0250子どもの権利条約総論

 

 

164国会 衆特別委 第4回(526日)

○保坂(展)委員 社民党の保坂展人です。
 きょうは麻生外務大臣に、外交日程、お疲れのところでございましょうけれども、お越しいただきました。
 国連改革の柱として、国連人権委員会を廃止して、新たに国連人権理事会が生まれました。いよいよ六月中旬にはジュネーブで初会合が開かれると聞いております。
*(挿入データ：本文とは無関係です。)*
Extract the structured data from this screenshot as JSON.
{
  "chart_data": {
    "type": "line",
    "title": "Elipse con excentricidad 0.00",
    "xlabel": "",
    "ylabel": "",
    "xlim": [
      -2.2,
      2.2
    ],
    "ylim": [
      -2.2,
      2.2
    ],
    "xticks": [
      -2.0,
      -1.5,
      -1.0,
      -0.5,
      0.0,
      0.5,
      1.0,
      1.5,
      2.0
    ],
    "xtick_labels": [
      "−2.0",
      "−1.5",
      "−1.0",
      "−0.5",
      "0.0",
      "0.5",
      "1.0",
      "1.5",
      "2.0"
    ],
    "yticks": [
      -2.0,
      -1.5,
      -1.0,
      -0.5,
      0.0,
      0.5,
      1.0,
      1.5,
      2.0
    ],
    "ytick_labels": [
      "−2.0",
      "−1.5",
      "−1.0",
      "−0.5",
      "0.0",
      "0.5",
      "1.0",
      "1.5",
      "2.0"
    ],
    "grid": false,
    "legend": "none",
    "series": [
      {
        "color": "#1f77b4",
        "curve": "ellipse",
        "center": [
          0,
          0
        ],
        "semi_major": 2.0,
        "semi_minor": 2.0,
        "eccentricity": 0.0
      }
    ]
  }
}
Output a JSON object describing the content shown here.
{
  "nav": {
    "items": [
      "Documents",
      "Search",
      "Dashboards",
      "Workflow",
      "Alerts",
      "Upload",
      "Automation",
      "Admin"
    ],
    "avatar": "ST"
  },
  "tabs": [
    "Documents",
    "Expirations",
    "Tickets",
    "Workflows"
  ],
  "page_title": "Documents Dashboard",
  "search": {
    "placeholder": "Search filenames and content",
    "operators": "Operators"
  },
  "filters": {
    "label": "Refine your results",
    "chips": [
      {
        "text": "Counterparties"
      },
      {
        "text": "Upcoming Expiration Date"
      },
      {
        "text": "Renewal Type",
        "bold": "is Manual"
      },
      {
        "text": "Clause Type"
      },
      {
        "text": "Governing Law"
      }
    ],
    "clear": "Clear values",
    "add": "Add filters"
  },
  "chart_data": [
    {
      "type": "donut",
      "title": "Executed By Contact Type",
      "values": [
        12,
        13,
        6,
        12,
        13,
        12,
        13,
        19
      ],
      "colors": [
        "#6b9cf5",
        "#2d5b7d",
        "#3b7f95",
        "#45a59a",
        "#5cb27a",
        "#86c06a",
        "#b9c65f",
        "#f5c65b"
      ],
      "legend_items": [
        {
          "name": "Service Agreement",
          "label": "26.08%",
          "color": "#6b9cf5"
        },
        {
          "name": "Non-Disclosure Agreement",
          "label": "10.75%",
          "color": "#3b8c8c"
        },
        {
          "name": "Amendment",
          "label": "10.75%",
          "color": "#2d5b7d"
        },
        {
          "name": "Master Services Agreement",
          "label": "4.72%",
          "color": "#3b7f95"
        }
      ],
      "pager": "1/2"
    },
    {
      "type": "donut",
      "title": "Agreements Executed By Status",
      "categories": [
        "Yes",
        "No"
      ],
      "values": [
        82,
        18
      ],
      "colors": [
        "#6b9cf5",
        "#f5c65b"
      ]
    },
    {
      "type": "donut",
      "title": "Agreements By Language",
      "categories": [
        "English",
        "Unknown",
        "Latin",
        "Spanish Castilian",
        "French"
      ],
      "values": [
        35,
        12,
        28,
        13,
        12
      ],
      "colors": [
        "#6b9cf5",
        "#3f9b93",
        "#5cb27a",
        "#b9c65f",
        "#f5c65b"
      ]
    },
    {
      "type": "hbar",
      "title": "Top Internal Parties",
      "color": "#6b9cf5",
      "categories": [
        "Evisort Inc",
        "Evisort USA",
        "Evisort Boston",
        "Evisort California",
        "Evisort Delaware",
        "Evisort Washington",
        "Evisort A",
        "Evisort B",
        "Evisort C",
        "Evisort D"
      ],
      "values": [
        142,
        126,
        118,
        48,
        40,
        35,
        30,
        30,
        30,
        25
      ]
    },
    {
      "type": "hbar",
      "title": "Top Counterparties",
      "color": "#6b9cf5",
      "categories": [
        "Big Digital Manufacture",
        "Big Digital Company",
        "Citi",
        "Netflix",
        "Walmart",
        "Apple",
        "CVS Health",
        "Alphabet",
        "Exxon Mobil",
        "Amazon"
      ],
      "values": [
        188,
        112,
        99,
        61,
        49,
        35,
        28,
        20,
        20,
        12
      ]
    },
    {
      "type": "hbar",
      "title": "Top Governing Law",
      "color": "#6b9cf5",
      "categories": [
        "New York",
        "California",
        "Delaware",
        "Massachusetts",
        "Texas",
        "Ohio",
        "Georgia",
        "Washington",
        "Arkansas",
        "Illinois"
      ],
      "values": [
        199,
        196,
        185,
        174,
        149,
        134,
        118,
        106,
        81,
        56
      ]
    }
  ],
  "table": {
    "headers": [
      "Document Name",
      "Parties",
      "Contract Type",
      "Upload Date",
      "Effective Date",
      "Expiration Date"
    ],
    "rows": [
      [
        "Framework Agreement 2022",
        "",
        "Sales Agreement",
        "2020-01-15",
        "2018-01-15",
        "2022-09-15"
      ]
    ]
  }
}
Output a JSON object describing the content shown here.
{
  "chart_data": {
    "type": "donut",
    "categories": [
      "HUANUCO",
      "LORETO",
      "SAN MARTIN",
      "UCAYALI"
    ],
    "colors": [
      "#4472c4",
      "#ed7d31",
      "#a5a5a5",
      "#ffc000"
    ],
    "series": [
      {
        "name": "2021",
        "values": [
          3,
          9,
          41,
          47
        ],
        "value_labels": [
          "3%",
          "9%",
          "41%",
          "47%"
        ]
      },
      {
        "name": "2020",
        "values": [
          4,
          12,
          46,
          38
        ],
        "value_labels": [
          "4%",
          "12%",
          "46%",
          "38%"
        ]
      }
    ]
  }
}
日本が理事会のメンバー国になり、そして人権を柱にして国際社会で活動する、こういうことになると思いますが、今回提案の政府案に、人権や人権教育の言葉がなぜかありません。
 二〇〇四年二月二十六日の国連子どもの権利委員会の最終見解、これはたくさんの指摘があるんですが、この二十七をちょっと紹介しますと、児童の意見の尊重に関し、締結国、我が国が改善に向けて努力している点に留意しながらも、委員会は、依然として、児童に対する社会の旧来の態度によって、彼らの意見の尊重が、家庭、学校、その他の施設、そして社会全体において制限されている点について懸念をする。これは九八年の勧告でもこういったことが書かれています。
 そこで、麻生大臣にまず伺いたいんですが、麻生大臣はこの教育基本法についてはいろいろ御意見を以前からお持ちだろうと思います。今、先ほど紹介したように、国際社会の中で人権を大いに広げていくという立場に日本政府が立とうとするときに、六十年ぶりの大改正。私たちはこの基本法を変えなくていいんじゃないかという立場ですが、しかし、よしんば変えるのであれば、十二年前に我が国が批准した子どもの権利条約の精神、一言で言えば子供が権利主体であるという精神なんですが、この子どもの権利条約との兼ね合いにおいて、今私が申し上げた、今回提出の法案に人権ないし人権教育の文言がないということについて、まず所感をお述べいただきたいと思います。

○麻生国務大臣 子どもの権利条約と今回の教育基本法との関連を聞いておられるんですか。
 今回の中に基本とか子供の権利が入っていないというのをどうかと言われても、それはちょっと、提出された文部大臣に聞いていただくしかないと思いますので、私が直接担当ではありませんので、その点は質問対象者を考えていただかないかぬところだと思っております。
 それから、子どもの権利条約との関係からいきましたら、子どもの権利条約というのは児童の権利条約というものだと思いますけれども、これは少なくとも、教育基本法との関係と聞かれても、児童の権利条約の精神と合致するものなんじゃないんでしょうか、基本的にはそう思っております。全然、反すると思ったことはありません

 

 

164国会 衆特別委 第6回(531日)

○保坂(展)委員 人権理事会に日本がこれだけ前向きにしっかり取り組むという姿勢は、大変貴重な一歩だと思います。
 前回のやりとりの中で、今、塩崎副大臣に述べていただいた人権教育の推進というのが日本政府の大きな役割であり、国内的にも、子どもの権利条約というのは国際的な合意点であって、締結国である日本は、条約遵守義務を負っていると同時に、国内法の整備なども本当は課題としてあるんじゃないかということを申し上げましたところ、余りそういう例はないんじゃないかというようなお答えがあったんです。
 再度、ちょっと確認をさせていただきたいんですが、包括的な法制をとっている国は確かに少ないようですが、幾つかの国でしっかり国内法整備が行われているというふうに思うんですが、いかがですか。

○塩崎副大臣 先週の金曜日に麻生大臣からお答えをしたかと思うわけでありますけれども、この条約に定められている種々の権利義務の国内的実施をいかに確保するかについては、通常、各締約国の判断にゆだねられているということだと思います。
 これが原則ということで、国内法整備については、既存の国内法制によって保障する場合、一部改正する場合、新たな国内立法措置を必要とする場合、いろいろ国によって異なるわけでありますが、我が国は、児童の権利条約を締結した当時、主要先進国でこの条約の締結のために児童の権利に関する新たな包括的法制度を創設した国があったとは承知しておらないわけであります。
 なお、御指摘を踏まえて、いろいろ調査をというお話でございまして、各国の法制度が異なる点、あくまでこれは参考でございますけれども、これまでの調査では、欧州では、ベラルーシやエストニアそれからリトアニアで児童の権利に関する包括的な国内法を制定していることが判明しているところでございます。